Luna había sido la única en quedarse fuera de la celda a esperar, Ron había quedado demasiado alterado así que Harry y Draco tuvieron que arrastrarlo hacia su habitación, donde estaba seguro que el rubio gustosamente lo había dormido con un hechizo, la rubia se estremeció de pies a cabeza al ver a Lord Voldemort salir de la mazmorra, el hombre le dirigió una mirada burlesca y tras sonreírle tétricamente, se alejó de la rubia joven, quien simplemente le vio desaparecer por el pasillo largo, la joven se volvió para estremecerse al ver a un Tom Riddle cargando con Hermione.
- ¿Qué…que le ha pasado? – preguntó un poco nerviosa la rubia de grandes ojos azules, Riddle apenas y le dirigió una mirada.
- Necesita descansar.- fue lo único que dijo aquel hombre tras continuar con su camino.
Tom la dejó sobre la cama con tanta suavidad que creyó que la castaña podría romperse, se había quedado dormida sobre sus brazos, para su sorpresa la bruja se acurrucó en forma fetal en el momento en que le dejó sobre el cómodo colchón.

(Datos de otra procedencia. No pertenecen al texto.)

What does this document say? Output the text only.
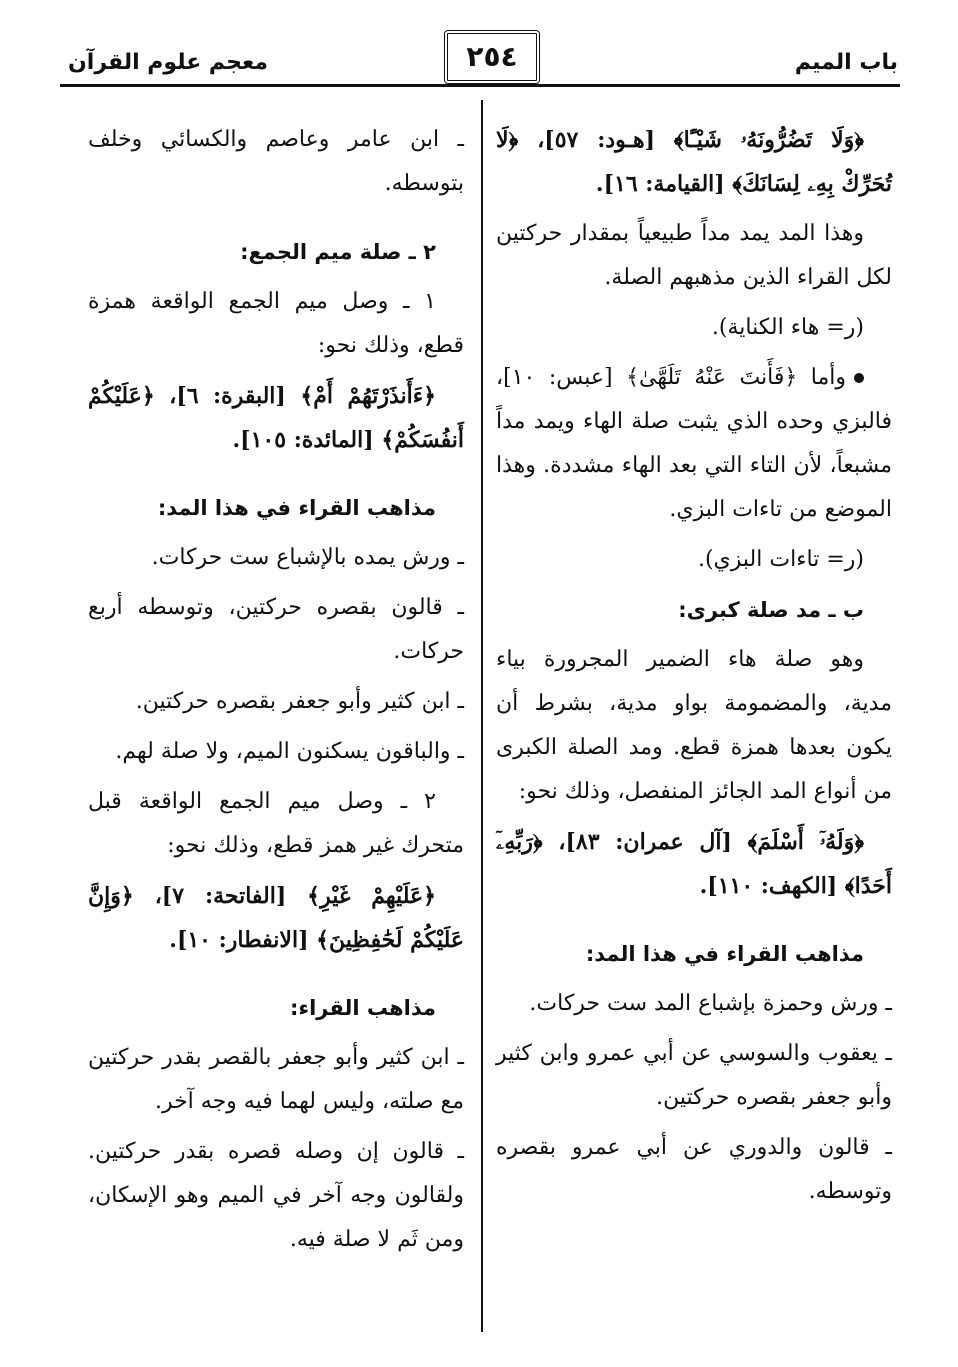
باب الميم
٢٥٤
معجم علوم القرآن
﴿وَلَا تَضُرُّونَهُۥ شَيْـًٔا﴾ [هـود: ٥٧]، ﴿لَا تُحَرِّكْ بِهِۦ لِسَانَكَ﴾ [القيامة: ١٦].
وهذا المد يمد مداً طبيعياً بمقدار حركتين لكل القراء الذين مذهبهم الصلة.
(ر= هاء الكناية).
وأما ﴿فَأَنتَ عَنْهُ تَلَهَّىٰ﴾ [عبس: ١٠]، فالبزي وحده الذي يثبت صلة الهاء ويمد مداً مشبعاً، لأن التاء التي بعد الهاء مشددة. وهذا الموضع من تاءات البزي.
(ر= تاءات البزي).
ب ـ مد صلة كبرى:
وهو صلة هاء الضمير المجرورة بياء مدية، والمضمومة بواو مدية، بشرط أن يكون بعدها همزة قطع. ومد الصلة الكبرى من أنواع المد الجائز المنفصل، وذلك نحو:
﴿وَلَهُۥٓ أَسْلَمَ﴾ [آل عمران: ٨٣]، ﴿رَبِّهِۦٓ أَحَدًا﴾ [الكهف: ١١٠].
مذاهب القراء في هذا المد:
ـ ورش وحمزة بإشباع المد ست حركات.
ـ يعقوب والسوسي عن أبي عمرو وابن كثير وأبو جعفر بقصره حركتين.
ـ قالون والدوري عن أبي عمرو بقصره وتوسطه.
ـ ابن عامر وعاصم والكسائي وخلف بتوسطه.
٢ ـ صلة ميم الجمع:
١ ـ وصل ميم الجمع الواقعة همزة قطع، وذلك نحو:
﴿ءَأَنذَرْتَهُمْ أَمْ﴾ [البقرة: ٦]، ﴿عَلَيْكُمْ أَنفُسَكُمْ﴾ [المائدة: ١٠٥].
مذاهب القراء في هذا المد:
ـ ورش يمده بالإشباع ست حركات.
ـ قالون بقصره حركتين، وتوسطه أربع حركات.
ـ ابن كثير وأبو جعفر بقصره حركتين.
ـ والباقون يسكنون الميم، ولا صلة لهم.
٢ ـ وصل ميم الجمع الواقعة قبل متحرك غير همز قطع، وذلك نحو:
﴿عَلَيْهِمْ غَيْرِ﴾ [الفاتحة: ٧]، ﴿وَإِنَّ عَلَيْكُمْ لَحَٰفِظِينَ﴾ [الانفطار: ١٠].
مذاهب القراء:
ـ ابن كثير وأبو جعفر بالقصر بقدر حركتين مع صلته، وليس لهما فيه وجه آخر.
ـ قالون إن وصله قصره بقدر حركتين. ولقالون وجه آخر في الميم وهو الإسكان، ومن ثَم لا صلة فيه.
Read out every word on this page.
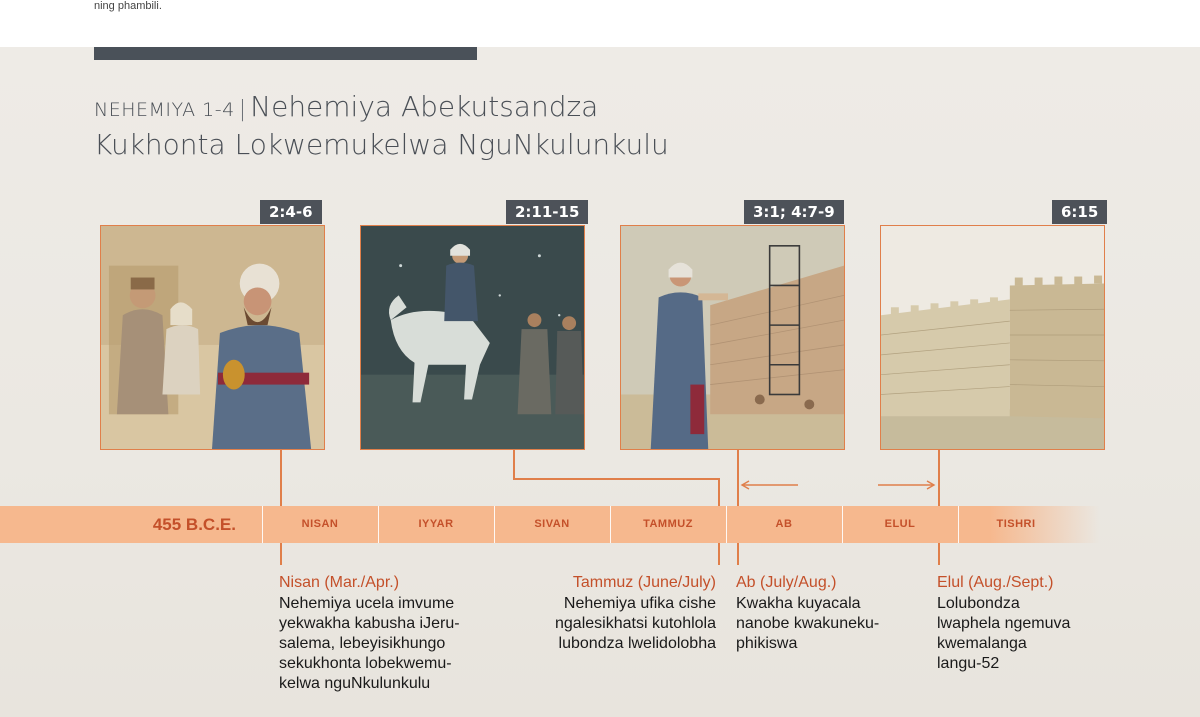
ning phambili.
NEHEMIYA 1-4 | Nehemiya Abekutsandza
Kukhonta Lokwemukelwa NguNkulunkulu
2:4-6	2:11-15	3:1; 4:7-9	6:15
455 B.C.E.	NISAN	IYYAR	SIVAN	TAMMUZ	AB	ELUL	TISHRI
Nisan (Mar./Apr.)
Nehemiya ucela imvume
yekwakha kabusha iJeru-
salema, lebeyisikhungo
sekukhonta lobekwemu-
kelwa nguNkulunkulu
Tammuz (June/July)
Nehemiya ufika cishe
ngalesikhatsi kutohlola
lubondza lwelidolobha
Ab (July/Aug.)
Kwakha kuyacala
nanobe kwakuneku-
phikiswa
Elul (Aug./Sept.)
Lolubondza
lwaphela ngemuva
kwemalanga
langu-52
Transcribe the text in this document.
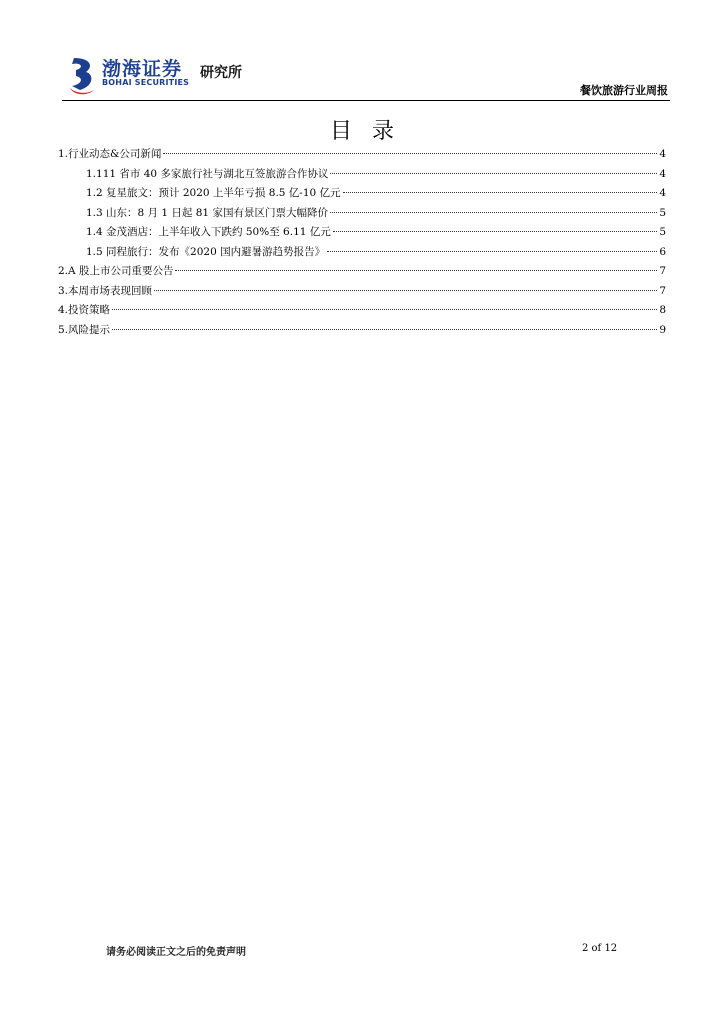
渤海证券
BOHAI SECURITIES
研究所
餐饮旅游行业周报
目录
1.行业动态&公司新闻	4
1.111 省市 40 多家旅行社与湖北互签旅游合作协议	4
1.2 复星旅文：预计 2020 上半年亏损 8.5 亿-10 亿元	4
1.3 山东：8 月 1 日起 81 家国有景区门票大幅降价	5
1.4 金茂酒店：上半年收入下跌约 50%至 6.11 亿元	5
1.5 同程旅行：发布《2020 国内避暑游趋势报告》	6
2.A 股上市公司重要公告	7
3.本周市场表现回顾	7
4.投资策略	8
5.风险提示	9
请务必阅读正文之后的免责声明	2 of 12
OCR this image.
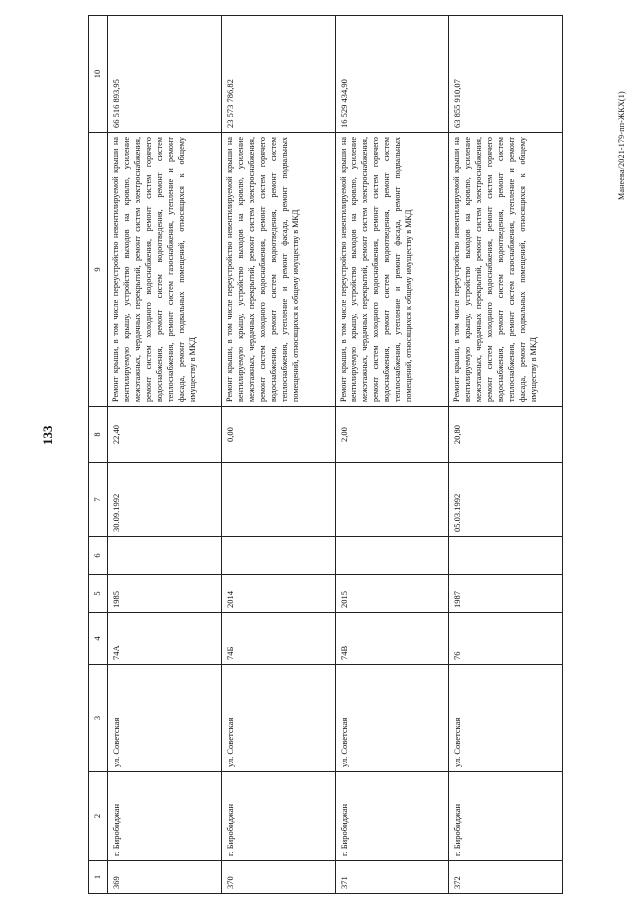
133
Манеева/2021-179-пп-ЖКХ(1)
1	2	3	4	5	6	7	8	9	10
369	г. Биробиджан	ул. Советская	74А	1985		30.09.1992	22,40	Ремонт крыши, в том числе переустройство невентилируемой крыши на вентилируемую крышу, устройство выходов на кровлю, усиление межэтажных, чердачных перекрытий, ремонт систем электроснабжения, ремонт систем холодного водоснабжения, ремонт систем горячего водоснабжения, ремонт систем водоотведения, ремонт систем теплоснабжения, ремонт систем газоснабжения, утепление и ремонт фасада, ремонт подвальных помещений, относящихся к общему имуществу в МКД	66 516 893,95
370	г. Биробиджан	ул. Советская	74Б	2014			0,00	Ремонт крыши, в том числе переустройство невентилируемой крыши на вентилируемую крышу, устройство выходов на кровлю, усиление межэтажных, чердачных перекрытий, ремонт систем электроснабжения, ремонт систем холодного водоснабжения, ремонт систем горячего водоснабжения, ремонт систем водоотведения, ремонт систем теплоснабжения, утепление и ремонт фасада, ремонт подвальных помещений, относящихся к общему имуществу в МКД	23 573 786,82
371	г. Биробиджан	ул. Советская	74В	2015			2,00	Ремонт крыши, в том числе переустройство невентилируемой крыши на вентилируемую крышу, устройство выходов на кровлю, усиление межэтажных, чердачных перекрытий, ремонт систем электроснабжения, ремонт систем холодного водоснабжения, ремонт систем горячего водоснабжения, ремонт систем водоотведения, ремонт систем теплоснабжения, утепление и ремонт фасада, ремонт подвальных помещений, относящихся к общему имуществу в МКД	16 529 434,90
372	г. Биробиджан	ул. Советская	76	1987		05.03.1992	20,80	Ремонт крыши, в том числе переустройство невентилируемой крыши на вентилируемую крышу, устройство выходов на кровлю, усиление межэтажных, чердачных перекрытий, ремонт систем электроснабжения, ремонт систем холодного водоснабжения, ремонт систем горячего водоснабжения, ремонт систем водоотведения, ремонт систем теплоснабжения, ремонт систем газоснабжения, утепление и ремонт фасада, ремонт подвальных помещений, относящихся к общему имуществу в МКД	63 855 910,07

Cerró la puerta lentamente y se giró, el hombre frunció el ceño y entrecerró la mirada al notar la presencia de Mione frente a él.
- ¿te encuentras bien? – preguntó la pequeña Granger mientras le veía con sus grandes y marrones ojos, Tom no contestó y se marchó a su habitación.
Hermione abrió los ojos de un golpe en el preciso momento en que escuchó la puerta cerrarse, se sentó casi de inmediato, sus ojos estaban opacos, recordar aquellos momentos tan dolorosos le habían dejado casi muerta en vida, se abrazó así misma al recordar cada golpe dado en el momento en que Voldemort le hechizó, cada día vivido siendo su prisionera había sido hojeado dentro de su mente, mostrándose como un libro de duros recuerdos, luego estaba aquella última noche en que él acudió ante a ella y la había besado, recordó el escalofriante y aturdidora sensación eléctrica que la había atravesado, aquella era muy similar a la que había sentido nuevamente con Tom cuando estaban sobre los escalones…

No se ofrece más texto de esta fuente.